Do you have an anonymous employee feedback program for your employees? As 36% of employees work for a company that does not have a feedback program, and 37% said that their workplace either did not have an open-door policy or that it had one in the workplace, but it was not followed.
This does not make it difficult for employees to provide feedback to management. Instead, this sends a message that employees have no voice and management does not want to hear from their employees. And that’s the problem.
Importance of Anonymous Employee Feedback
Whatever form it takes – engagement or heart rate surveys, referral boxes, personal feedback, or email – the ultimate goal of employee feedback is to let the employer know what’s going on in their work culture and where they are making progress. It allows employees to talk about their concerns while actively contributing to the employees’ well-being and work culture.
How can companies start creating a feedback program that helps employees feel involved and share securely? Make it anonymous.
Here are some benefits of anonymous feedback:
1. Anonymity increases feedback
According to a report, 74% of employees would be more willing to give feedback on their company, workload, and culture if the feedback channel were made truly anonymous.
It also means that employees are less likely to provide feedback without access to anonymous channels, and employers may therefore lose important information about their workplace.
2. Anonymity makes employees feel safer when giving feedback
Those who are hesitant to give feedback do so because they have something to lose: they are afraid of revenge, are not believed, or are expelled from the team. This is especially true for minority and entry-level workers who cannot risk losing their jobs. Anonymous feedback in the workplace allows everyone to be on the same level and creates a safer space for feedback.
3. Anonymity increases involvement
When employees are more willing to share their needs and concerns in the workplace, they feel they contribute to their workplace’s culture and future.

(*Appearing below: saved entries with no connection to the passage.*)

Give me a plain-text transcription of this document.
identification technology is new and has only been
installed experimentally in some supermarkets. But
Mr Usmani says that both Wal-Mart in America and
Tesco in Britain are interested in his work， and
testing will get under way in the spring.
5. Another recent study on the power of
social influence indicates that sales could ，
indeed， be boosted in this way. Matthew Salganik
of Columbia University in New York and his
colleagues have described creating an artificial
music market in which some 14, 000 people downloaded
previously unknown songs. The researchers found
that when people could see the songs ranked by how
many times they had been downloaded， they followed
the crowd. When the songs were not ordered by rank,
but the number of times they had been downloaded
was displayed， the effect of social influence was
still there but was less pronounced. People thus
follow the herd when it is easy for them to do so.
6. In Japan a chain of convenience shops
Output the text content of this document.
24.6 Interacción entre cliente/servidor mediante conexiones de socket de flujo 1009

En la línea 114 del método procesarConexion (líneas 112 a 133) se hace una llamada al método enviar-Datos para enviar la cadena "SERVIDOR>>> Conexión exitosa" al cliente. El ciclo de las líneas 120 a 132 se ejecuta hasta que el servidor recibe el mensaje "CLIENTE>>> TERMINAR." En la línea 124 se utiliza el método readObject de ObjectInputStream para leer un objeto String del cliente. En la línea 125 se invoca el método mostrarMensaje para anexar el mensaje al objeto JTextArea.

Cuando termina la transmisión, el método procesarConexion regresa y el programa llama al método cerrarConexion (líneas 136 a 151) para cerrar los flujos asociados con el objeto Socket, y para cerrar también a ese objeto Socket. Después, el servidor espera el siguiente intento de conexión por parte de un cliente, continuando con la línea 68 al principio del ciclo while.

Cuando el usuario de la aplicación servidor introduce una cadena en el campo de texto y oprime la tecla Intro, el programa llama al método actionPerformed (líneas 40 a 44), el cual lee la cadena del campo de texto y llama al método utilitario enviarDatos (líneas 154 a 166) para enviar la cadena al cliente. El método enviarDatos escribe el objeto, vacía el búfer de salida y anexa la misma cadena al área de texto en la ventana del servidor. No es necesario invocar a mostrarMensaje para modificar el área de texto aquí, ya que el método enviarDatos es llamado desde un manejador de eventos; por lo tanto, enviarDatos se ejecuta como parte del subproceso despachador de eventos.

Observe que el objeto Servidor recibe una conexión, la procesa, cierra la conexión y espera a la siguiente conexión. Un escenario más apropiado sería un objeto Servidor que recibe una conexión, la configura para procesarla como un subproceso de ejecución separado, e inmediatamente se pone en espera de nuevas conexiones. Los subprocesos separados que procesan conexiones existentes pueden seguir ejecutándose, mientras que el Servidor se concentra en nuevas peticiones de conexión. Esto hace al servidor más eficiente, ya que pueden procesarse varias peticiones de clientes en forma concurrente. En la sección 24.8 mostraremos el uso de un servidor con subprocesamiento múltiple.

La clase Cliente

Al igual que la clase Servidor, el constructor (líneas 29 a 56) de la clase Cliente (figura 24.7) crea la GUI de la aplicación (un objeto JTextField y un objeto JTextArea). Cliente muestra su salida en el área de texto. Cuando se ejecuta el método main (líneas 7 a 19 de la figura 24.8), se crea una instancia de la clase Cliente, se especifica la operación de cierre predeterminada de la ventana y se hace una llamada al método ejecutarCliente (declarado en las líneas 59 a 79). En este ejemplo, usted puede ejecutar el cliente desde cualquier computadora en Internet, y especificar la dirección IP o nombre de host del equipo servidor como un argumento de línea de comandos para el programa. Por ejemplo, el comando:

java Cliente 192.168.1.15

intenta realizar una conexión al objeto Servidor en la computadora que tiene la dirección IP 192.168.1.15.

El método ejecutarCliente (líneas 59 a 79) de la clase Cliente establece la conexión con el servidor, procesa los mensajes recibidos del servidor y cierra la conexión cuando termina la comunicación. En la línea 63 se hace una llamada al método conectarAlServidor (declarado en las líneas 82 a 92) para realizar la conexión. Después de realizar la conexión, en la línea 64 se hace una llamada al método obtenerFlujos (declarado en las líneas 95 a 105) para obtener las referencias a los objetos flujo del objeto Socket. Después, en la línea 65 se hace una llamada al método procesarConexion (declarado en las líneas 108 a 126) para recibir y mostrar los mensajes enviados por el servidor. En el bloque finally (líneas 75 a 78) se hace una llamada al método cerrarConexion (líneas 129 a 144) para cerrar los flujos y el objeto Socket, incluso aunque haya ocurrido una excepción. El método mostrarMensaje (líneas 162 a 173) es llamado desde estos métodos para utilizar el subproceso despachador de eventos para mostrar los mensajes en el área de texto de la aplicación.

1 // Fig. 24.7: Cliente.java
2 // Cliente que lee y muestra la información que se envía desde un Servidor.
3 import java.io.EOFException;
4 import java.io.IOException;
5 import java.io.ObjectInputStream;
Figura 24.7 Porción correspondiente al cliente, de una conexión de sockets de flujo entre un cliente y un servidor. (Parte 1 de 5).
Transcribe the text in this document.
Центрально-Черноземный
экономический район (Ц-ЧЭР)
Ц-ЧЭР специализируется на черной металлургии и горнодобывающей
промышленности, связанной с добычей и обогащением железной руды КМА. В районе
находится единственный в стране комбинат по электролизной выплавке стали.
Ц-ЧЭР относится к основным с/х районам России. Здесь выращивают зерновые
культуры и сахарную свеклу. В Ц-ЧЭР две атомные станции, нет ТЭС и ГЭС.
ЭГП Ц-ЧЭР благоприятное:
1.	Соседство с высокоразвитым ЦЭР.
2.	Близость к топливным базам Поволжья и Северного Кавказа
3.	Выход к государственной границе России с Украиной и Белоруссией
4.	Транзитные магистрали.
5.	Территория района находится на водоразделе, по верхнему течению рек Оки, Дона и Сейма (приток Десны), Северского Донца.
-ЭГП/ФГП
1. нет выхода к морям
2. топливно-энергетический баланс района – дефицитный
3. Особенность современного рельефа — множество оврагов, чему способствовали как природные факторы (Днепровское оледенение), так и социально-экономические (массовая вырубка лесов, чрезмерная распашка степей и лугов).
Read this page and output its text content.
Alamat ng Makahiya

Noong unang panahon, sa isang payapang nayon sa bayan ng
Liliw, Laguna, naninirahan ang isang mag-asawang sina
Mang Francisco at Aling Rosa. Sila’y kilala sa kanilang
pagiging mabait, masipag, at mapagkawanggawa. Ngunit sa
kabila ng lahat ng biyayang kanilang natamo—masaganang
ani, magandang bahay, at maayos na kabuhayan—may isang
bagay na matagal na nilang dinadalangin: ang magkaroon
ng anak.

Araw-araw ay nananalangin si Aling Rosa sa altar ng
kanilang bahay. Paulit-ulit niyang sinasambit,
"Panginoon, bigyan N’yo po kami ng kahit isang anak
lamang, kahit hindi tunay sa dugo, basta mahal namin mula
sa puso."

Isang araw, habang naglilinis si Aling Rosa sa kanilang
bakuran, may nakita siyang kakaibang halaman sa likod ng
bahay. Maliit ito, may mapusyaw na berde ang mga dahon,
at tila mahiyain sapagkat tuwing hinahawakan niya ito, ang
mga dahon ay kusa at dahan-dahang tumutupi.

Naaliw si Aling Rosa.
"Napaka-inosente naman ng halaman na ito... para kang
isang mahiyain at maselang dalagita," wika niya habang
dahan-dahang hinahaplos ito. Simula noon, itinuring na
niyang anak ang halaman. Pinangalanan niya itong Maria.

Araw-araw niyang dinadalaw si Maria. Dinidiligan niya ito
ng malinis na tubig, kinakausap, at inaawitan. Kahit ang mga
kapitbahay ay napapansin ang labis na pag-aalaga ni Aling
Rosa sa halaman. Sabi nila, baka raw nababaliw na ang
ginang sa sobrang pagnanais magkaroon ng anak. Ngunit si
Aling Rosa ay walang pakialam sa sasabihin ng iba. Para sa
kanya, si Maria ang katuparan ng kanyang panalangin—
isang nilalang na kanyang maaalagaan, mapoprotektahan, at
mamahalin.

Gallup reports that the turnover of highly dynamic teams can be up to 59% lower.
In addition, 41% of respondents say they left because they did not feel heard – and retaining employees starts with good involvement.
4. Anonymity can increase detention and reduce costs
When employees feel that they are not being heard, that their feedback is being ignored, or that they are unable to take part in creating a culture in their workplace, they leave – and it is costly to replace a worker. Considering recruitment, hiring, and training, replacing an employee costs an estimated six to nine months of that employee’s salary, SHRM reports.
Offering an anonymous employee feedback tool or method reduces your turnover, but can also be a recruiting tool to attract high-quality talent who knows they feel involved and contribute to the culture.
5. Anonymity shows that you care
Sometimes recognition can be found simply in the offer. For example, offering feedback in various ways, including through anonymous channels, shows that you are paying attention to what your employees want when giving feedback, which pays attention to their needs. And it can do a lot to create a happy and healthy workplace.
6. Relieve anxiety
Although anxiety can be classified as a distinct type of dread, it is essential enough to demand special consideration since it inhibits the effectiveness of feedback systems. Anonymity can be a great tool for employees who are unfamiliar with surveys, inquiries, and other forms of feedback. It can help them adjust to these programs in a healthy and productive way.
Similarly, anonymous feedback platforms can provide employers with an important source of new ideas for inherently more introverted employees, which would otherwise remain hidden because the introverted employee is reluctant to share and discuss things in public.
When they are helpful, new ideas are combined with effective implementation, the activity grows, and the whole organization wins.
7. Allow better innovative thinking
Of course, it is not just introverted employees who may be hesitant to share their thoughts and ideas, especially if they may deviate from the norm. As any innovator will tell you, deviating from the status quest is often a key component of progress and innovation itself.
Promoting such progressive thinking is one of the key benefits of designing and implementing an anonymous employee survey, as it can directly lead to business growth if the resulting ideas are effectively implemented.
In other words, when used properly, employee feedback can lead to new, invigorating concepts that can increase an organization’s revenue when used in a way that encourages free thinking and an open mind.
Although providing anonymous reporting to employees is a big step toward creating more responsive and productive feedback, companies still need to address the challenges they face to improve the culture and show feedback is taken seriously.
Companies can also create a feedback culture where this is not only asked in an annual engagement survey, but where large and small feedback is woven into one-on-one, team meetings, and more to normalize its administration and reception.
Receiving comprehensive employee feedback should be a priority and an area for attention and continuous improvement, as it can affect culture, growth, retention, and how much your employees enjoy coming to work daily.
How do you get anonymous feedback from employees? Please share your thoughts in the comments section below.